With the high-risk nature of working in the entertainment industry, this is not an isolated incident. In 2010 and 2011, there were similar incidences that raised red flags and shut down production. CBS News reports on the 2011 scare in which an adult film actor tested positive for HIV in an out-of-state clinic. The industry halted production in the San Fernando Valley in Southern California, the center of the American porn industry. After a retest, it was determined the original results were a false positive. Filming then resumed.

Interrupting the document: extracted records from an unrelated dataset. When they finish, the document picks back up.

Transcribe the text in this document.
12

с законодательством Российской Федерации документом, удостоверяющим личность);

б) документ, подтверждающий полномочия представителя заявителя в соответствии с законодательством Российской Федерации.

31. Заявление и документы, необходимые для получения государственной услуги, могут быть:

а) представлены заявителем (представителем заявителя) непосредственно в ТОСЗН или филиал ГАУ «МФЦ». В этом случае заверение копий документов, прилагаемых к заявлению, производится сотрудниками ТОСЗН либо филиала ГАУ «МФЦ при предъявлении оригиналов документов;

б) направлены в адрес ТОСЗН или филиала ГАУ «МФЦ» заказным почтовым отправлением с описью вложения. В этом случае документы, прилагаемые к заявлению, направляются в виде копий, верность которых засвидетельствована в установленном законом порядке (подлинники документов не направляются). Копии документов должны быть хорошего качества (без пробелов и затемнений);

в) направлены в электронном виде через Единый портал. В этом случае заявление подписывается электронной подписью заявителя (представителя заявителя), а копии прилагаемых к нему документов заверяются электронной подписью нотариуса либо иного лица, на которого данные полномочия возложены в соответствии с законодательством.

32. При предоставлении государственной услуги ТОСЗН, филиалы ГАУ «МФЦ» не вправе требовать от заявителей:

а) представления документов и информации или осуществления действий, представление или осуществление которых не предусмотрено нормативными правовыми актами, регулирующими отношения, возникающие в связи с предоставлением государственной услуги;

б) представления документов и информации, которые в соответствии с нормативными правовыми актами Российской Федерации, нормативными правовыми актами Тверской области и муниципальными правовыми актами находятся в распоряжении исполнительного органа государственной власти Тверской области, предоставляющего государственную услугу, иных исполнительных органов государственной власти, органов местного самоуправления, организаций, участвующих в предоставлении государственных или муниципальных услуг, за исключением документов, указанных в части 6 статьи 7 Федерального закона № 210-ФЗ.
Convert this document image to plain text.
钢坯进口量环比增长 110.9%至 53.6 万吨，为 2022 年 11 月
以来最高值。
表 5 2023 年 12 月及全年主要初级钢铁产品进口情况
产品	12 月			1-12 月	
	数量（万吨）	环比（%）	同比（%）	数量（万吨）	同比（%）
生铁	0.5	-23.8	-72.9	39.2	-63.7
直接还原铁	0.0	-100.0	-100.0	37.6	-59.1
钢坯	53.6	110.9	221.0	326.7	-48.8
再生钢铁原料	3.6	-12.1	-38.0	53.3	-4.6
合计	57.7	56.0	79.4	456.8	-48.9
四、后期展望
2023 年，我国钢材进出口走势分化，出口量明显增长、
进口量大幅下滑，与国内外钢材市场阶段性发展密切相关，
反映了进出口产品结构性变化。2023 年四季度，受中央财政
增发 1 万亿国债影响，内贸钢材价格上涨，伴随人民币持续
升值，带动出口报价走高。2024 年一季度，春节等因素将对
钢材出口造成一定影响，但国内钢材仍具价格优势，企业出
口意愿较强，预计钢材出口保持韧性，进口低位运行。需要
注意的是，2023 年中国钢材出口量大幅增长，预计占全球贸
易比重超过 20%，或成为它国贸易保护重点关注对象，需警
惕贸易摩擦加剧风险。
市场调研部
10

In 2010, Derrick Burts, previously known only as Patient Zeta to protect his identity, came forward to speak out against the practices of the porn industry, according to the Los Angeles Times. Burts tested negative for HIV in September 2010 and performed as a crossover actor in both heterosexual and homosexual productions. By October of the same year, he was HIV-positive.
Since his diagnosis, Burts has turned to advocating for safer practices in the porn industry. While the straight porn industry requires negatives HIV tests before filming, the gay porn industry does not have similar requirements for testing for HIV. Moreover, performers that test HIV positive are allowed to keep working as long as they use a condom because they are performers. HIV-positive individuals then continue to present a risk to their fellow performers because condoms are not 100 percent effective.
CBS News reports that three of the porn actors who recently learned that they have become HIV-positive are now pushing for the adult entertainment industry to require the use of condoms.
“Asking for condoms is not what you did because you could be replaced,” Bay said during a press conference in Los Angeles. “I didn’t realize how unsafe it was until I saw the pictures.”
“I do know for a fact that condoms will work, have worked, do work,” said Rod Daily, Bay’s boyfriend and an adult film actor.
Bay was the first of her friends to test positive for HIV in this recent scare. Though the HIV scare only resulted in a four-day moratorium, this time has largely been eaten up. Also evaluating safety is the Free Speech Coalition, an industry-supported group which oversees testing and sexually transmitted disease monitoring in the porn industry and initiated the halt in production.